Brain tumour survivor paints the sunrise every day – for seven years

Debbie Wagner has been painting the sunrise every day for seven years.

After having two pear-sized tumours removed from her brain, the Kansas mother of three decided to celebrate life in what quickly became a daily ritual.

"When I look at a sunrise, it represents a new beginning. I'm just so happy to be here another day and see my kids do different things and go to dinner with my husband. I suppose that's the addiction of it — it puts me in a state of mind focused on gratitude," Wagner said.
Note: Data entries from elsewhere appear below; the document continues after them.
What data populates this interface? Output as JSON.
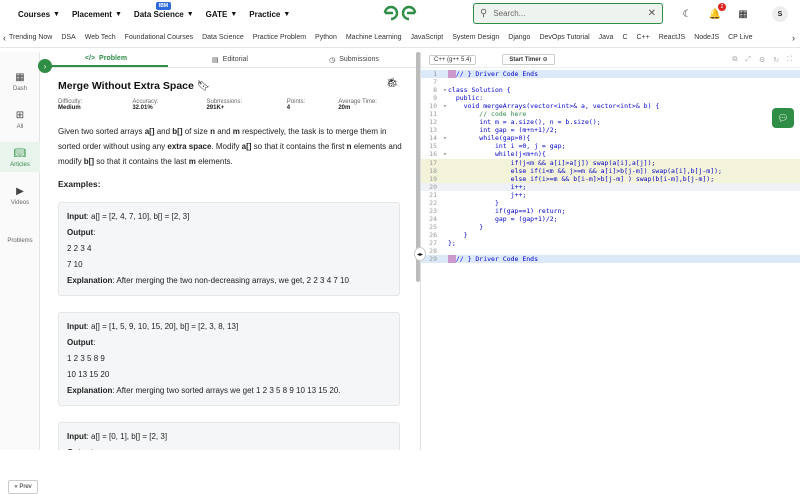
{
  "topnav": {
    "items": [
      "Courses",
      "Placement",
      "Data Science",
      "GATE",
      "Practice"
    ],
    "ibm_badge": "IBM",
    "search_placeholder": "Search...",
    "notif_count": "2",
    "avatar_letter": "S"
  },
  "catbar": {
    "items": [
      "Trending Now",
      "DSA",
      "Web Tech",
      "Foundational Courses",
      "Data Science",
      "Practice Problem",
      "Python",
      "Machine Learning",
      "JavaScript",
      "System Design",
      "Django",
      "DevOps Tutorial",
      "Java",
      "C",
      "C++",
      "ReactJS",
      "NodeJS",
      "CP Live"
    ]
  },
  "sidenav": {
    "items": [
      {
        "label": "Dash",
        "icon": "dashboard-icon"
      },
      {
        "label": "All",
        "icon": "grid-icon"
      },
      {
        "label": "Articles",
        "icon": "book-icon"
      },
      {
        "label": "Videos",
        "icon": "video-icon"
      },
      {
        "label": "Problems",
        "icon": "code-icon"
      }
    ],
    "prev_label": "« Prev"
  },
  "tabs": [
    "Problem",
    "Editorial",
    "Submissions"
  ],
  "problem": {
    "title": "Merge Without Extra Space",
    "meta": [
      {
        "label": "Difficulty: ",
        "value": "Medium"
      },
      {
        "label": "Accuracy: ",
        "value": "32.01%"
      },
      {
        "label": "Submissions: ",
        "value": "291K+"
      },
      {
        "label": "Points: ",
        "value": "4"
      },
      {
        "label": "Average Time: ",
        "value": "20m"
      }
    ],
    "examples_heading": "Examples:",
    "examples": [
      {
        "input": "a[] = [2, 4, 7, 10], b[] = [2, 3]",
        "output1": "2 2 3 4",
        "output2": "7 10",
        "explanation": "After merging the two non-decreasing arrays, we get, 2 2 3 4 7 10"
      },
      {
        "input": "a[] = [1, 5, 9, 10, 15, 20], b[] = [2, 3, 8, 13]",
        "output1": "1 2 3 5 8 9",
        "output2": "10 13 15 20",
        "explanation": "After merging two sorted arrays we get 1 2 3 5 8 9 10 13 15 20."
      },
      {
        "input": "a[] = [0, 1], b[] = [2, 3]",
        "output1": "",
        "output2": "",
        "explanation": ""
      }
    ],
    "labels": {
      "input": "Input",
      "output": "Output",
      "explanation": "Explanation"
    }
  },
  "editor": {
    "language": "C++ (g++ 5.4)",
    "timer_label": "Start Timer",
    "lines": [
      {
        "n": "1",
        "text": "// } Driver Code Ends",
        "tag": true,
        "hl": "blue"
      },
      {
        "n": "7",
        "text": ""
      },
      {
        "n": "8",
        "text": "class Solution {",
        "fold": true
      },
      {
        "n": "9",
        "text": "  public:"
      },
      {
        "n": "10",
        "text": "    void mergeArrays(vector<int>& a, vector<int>& b) {",
        "fold": true
      },
      {
        "n": "11",
        "text": "        // code here",
        "cm": true
      },
      {
        "n": "12",
        "text": "        int m = a.size(), n = b.size();"
      },
      {
        "n": "13",
        "text": "        int gap = (m+n+1)/2;"
      },
      {
        "n": "14",
        "text": "        while(gap>0){",
        "fold": true
      },
      {
        "n": "15",
        "text": "            int i =0, j = gap;"
      },
      {
        "n": "16",
        "text": "            while(j<m+n){",
        "fold": true
      },
      {
        "n": "17",
        "text": "                if(j<m && a[i]>a[j]) swap(a[i],a[j]);",
        "sel": true
      },
      {
        "n": "18",
        "text": "                else if(i<m && j>=m && a[i]>b[j-m]) swap(a[i],b[j-m]);",
        "sel": true
      },
      {
        "n": "19",
        "text": "                else if(i>=m && b[i-m]>b[j-m] ) swap(b[i-m],b[j-m]);",
        "sel": true
      },
      {
        "n": "20",
        "text": "                i++;",
        "cur": true
      },
      {
        "n": "21",
        "text": "                j++;"
      },
      {
        "n": "22",
        "text": "            }"
      },
      {
        "n": "23",
        "text": "            if(gap==1) return;"
      },
      {
        "n": "24",
        "text": "            gap = (gap+1)/2;"
      },
      {
        "n": "25",
        "text": "        }"
      },
      {
        "n": "26",
        "text": "    }"
      },
      {
        "n": "27",
        "text": "};"
      },
      {
        "n": "28",
        "text": ""
      },
      {
        "n": "29",
        "text": "// } Driver Code Ends",
        "tag": true,
        "hl": "blue"
      }
    ]
  }
}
"As a brain-tumour survivor, I lost so many of the loves I had, like reading and writing and mathematics," Wagner, 56, told MSNBC. "My visual journal became essential to my attitude for the day."
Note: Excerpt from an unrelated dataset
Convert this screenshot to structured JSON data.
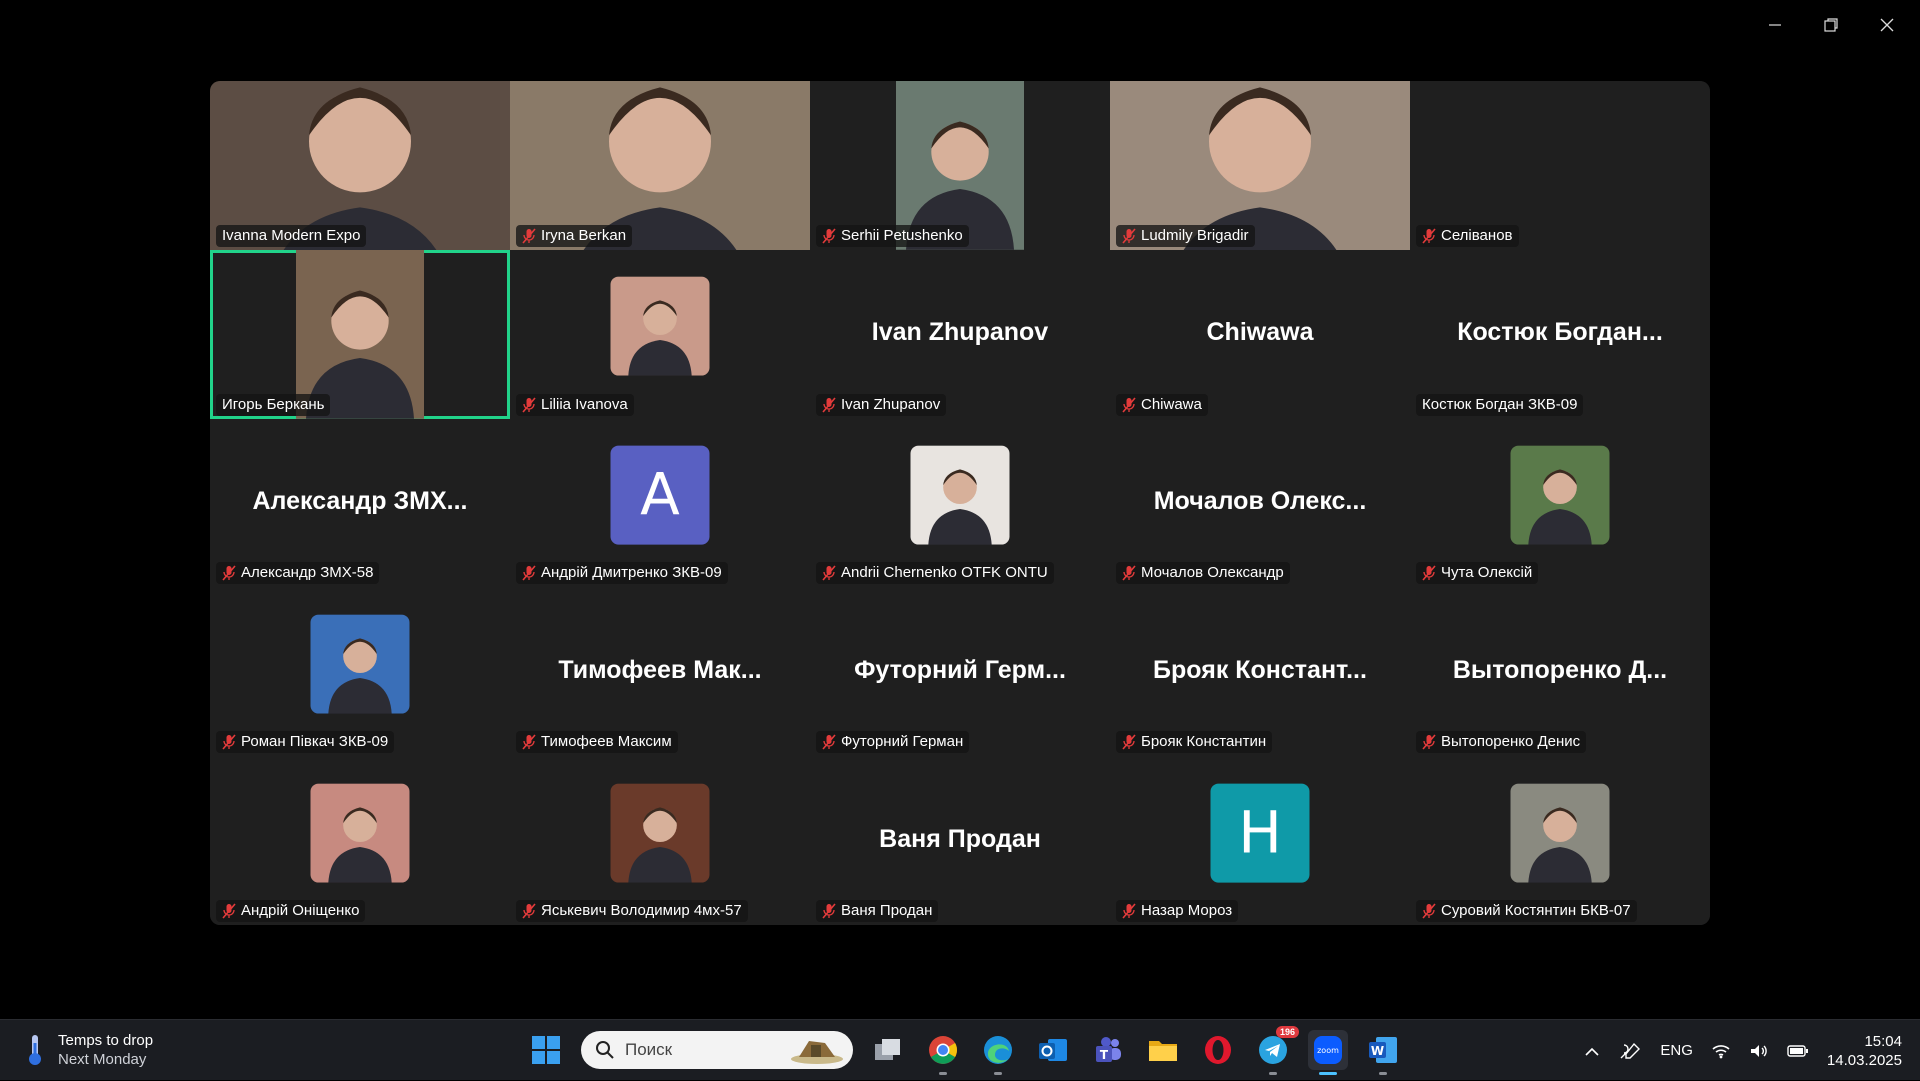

Wagner didn't pick up a paintbrush until the surgeries robbed her of her ability to "multitask, follow recipes or novel plots, balance a checkbook, or even sleep soundly through the night." While she lost many of the things she loved, she gained "an increased visual awareness" that drew her to painting.
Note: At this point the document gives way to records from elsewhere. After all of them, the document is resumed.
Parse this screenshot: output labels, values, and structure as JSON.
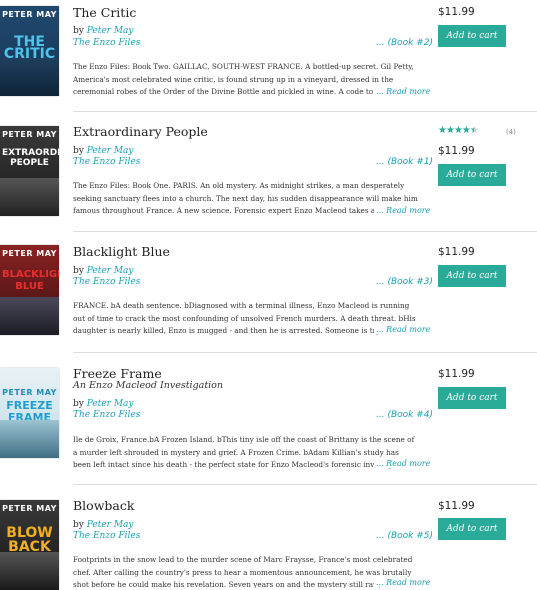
{
  "books": [
    {
      "title": "The Critic",
      "by": "by",
      "author": "Peter May",
      "series": "The Enzo Files",
      "book_num": "... (Book #2)",
      "description": "The Enzo Files: Book Two. GAILLAC, SOUTH-WEST FRANCE. A bottled-up secret. Gil Petty, America's most celebrated wine critic, is found strung up in a vineyard, dressed in the ceremonial robes of the Order of the Divine Bottle and pickled in wine. A code to c...",
      "read_more": "... Read more",
      "price": "$11.99",
      "cart_label": "Add to cart",
      "cover_author": "PETER MAY",
      "cover_title": "THE CRITIC",
      "cover_color": "#1b3f63"
    },
    {
      "title": "Extraordinary People",
      "by": "by",
      "author": "Peter May",
      "series": "The Enzo Files",
      "book_num": "... (Book #1)",
      "description": "The Enzo Files: Book One. PARIS. An old mystery. As midnight strikes, a man desperately seeking sanctuary flees into a church. The next day, his sudden disappearance will make him famous throughout France. A new science. Forensic expert Enzo Macleod takes a ...",
      "read_more": "... Read more",
      "price": "$11.99",
      "cart_label": "Add to cart",
      "rating": 4.5,
      "rating_stars": "★★★★★",
      "rating_count": "(4)",
      "cover_author": "PETER MAY",
      "cover_title": "EXTRAORDINARY PEOPLE",
      "cover_color": "#2d2d2d"
    },
    {
      "title": "Blacklight Blue",
      "by": "by",
      "author": "Peter May",
      "series": "The Enzo Files",
      "book_num": "... (Book #3)",
      "description": "FRANCE. bA death sentence. bDiagnosed with a terminal illness, Enzo Macleod is running out of time to crack the most confounding of unsolved French murders. A death threat. bHis daughter is nearly killed, Enzo is mugged - and then he is arrested. Someone is tryi...",
      "read_more": "... Read more",
      "price": "$11.99",
      "cart_label": "Add to cart",
      "cover_author": "PETER MAY",
      "cover_title": "BLACKLIGHT BLUE",
      "cover_color": "#7a1c1c"
    },
    {
      "title": "Freeze Frame",
      "subtitle": "An Enzo Macleod Investigation",
      "by": "by",
      "author": "Peter May",
      "series": "The Enzo Files",
      "book_num": "... (Book #4)",
      "description": "Ile de Groix, France.bA Frozen Island. bThis tiny isle off the coast of Brittany is the scene of a murder left shrouded in mystery and grief. A Frozen Crime. bAdam Killian's study has been left intact since his death - the perfect state for Enzo Macleod's forensic investigation. ...",
      "read_more": "... Read more",
      "price": "$11.99",
      "cart_label": "Add to cart",
      "cover_author": "PETER MAY",
      "cover_title": "FREEZE FRAME",
      "cover_color": "#1e8fb8"
    },
    {
      "title": "Blowback",
      "by": "by",
      "author": "Peter May",
      "series": "The Enzo Files",
      "book_num": "... (Book #5)",
      "description": "Footprints in the snow lead to the murder scene of Marc Fraysse, France's most celebrated chef. After calling the country's press to hear a momentous announcement, he was brutally shot before he could make his revelation. Seven years on and the mystery still raw, Enzo ...",
      "read_more": "... Read more",
      "price": "$11.99",
      "cart_label": "Add to cart",
      "cover_author": "PETER MAY",
      "cover_title": "BLOW BACK",
      "cover_color": "#2a2a2a"
    }
  ]
}
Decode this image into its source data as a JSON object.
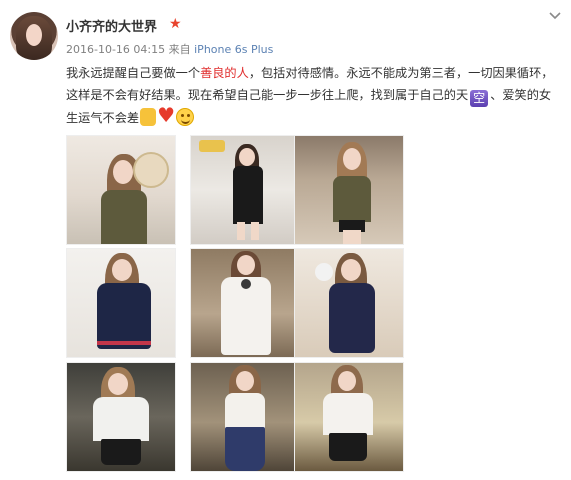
{
  "user": {
    "name": "小齐齐的大世界",
    "badge_icon": "star-icon"
  },
  "meta": {
    "time": "2016-10-16 04:15",
    "from_label": "来自",
    "source": "iPhone 6s Plus"
  },
  "post": {
    "part1": "我永远提醒自己要做一个",
    "highlight": "善良的人",
    "part2": "，包括对待感情。永远不能成为第三者，一切因果循环，这样是不会有好结果。现在希望自己能一步一步往上爬，找到属于自己的天",
    "kong_label": "空",
    "part3": "、爱笑的女生运气不会差",
    "emoji": [
      "rock-hand-icon",
      "heart-icon",
      "smile-icon"
    ]
  },
  "colors": {
    "accent_red": "#e02d2d",
    "star": "#e8432e",
    "source_link": "#5c82b3"
  },
  "photos": [
    {
      "name": "photo-1",
      "theme": "olive-jacket-hat"
    },
    {
      "name": "photo-2",
      "theme": "black-dress-walking"
    },
    {
      "name": "photo-3",
      "theme": "olive-jacket-street"
    },
    {
      "name": "photo-4",
      "theme": "navy-dress-stripe"
    },
    {
      "name": "photo-5",
      "theme": "white-dress-bow"
    },
    {
      "name": "photo-6",
      "theme": "navy-lace-dress"
    },
    {
      "name": "photo-7",
      "theme": "white-blouse-leather-skirt"
    },
    {
      "name": "photo-8",
      "theme": "white-top-floral-pants"
    },
    {
      "name": "photo-9",
      "theme": "white-shirt-black-skirt"
    }
  ]
}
To date, she has completed over 2,200 paintings, each 5-by-14 inches. A painting takes Wagner up to 45 minutes to complete.

Because Wagner now has far too many sunrise paintings than she could ever display, she sells them "to people who want to mark a special day," celebrating weddings, births, and returns from war with her art.

One man, Cody Cox, purchased the sunrise painted on the day his nephew died, "his last sunrise here with us," he wrote to Wagner.

"I think people are drawn to the honesty of what I'm doing, and the pureness of it. It's not calculated and it's not planned, and it was never meant to be commercial. It's my journal and it's very personal," Wagner said of her work.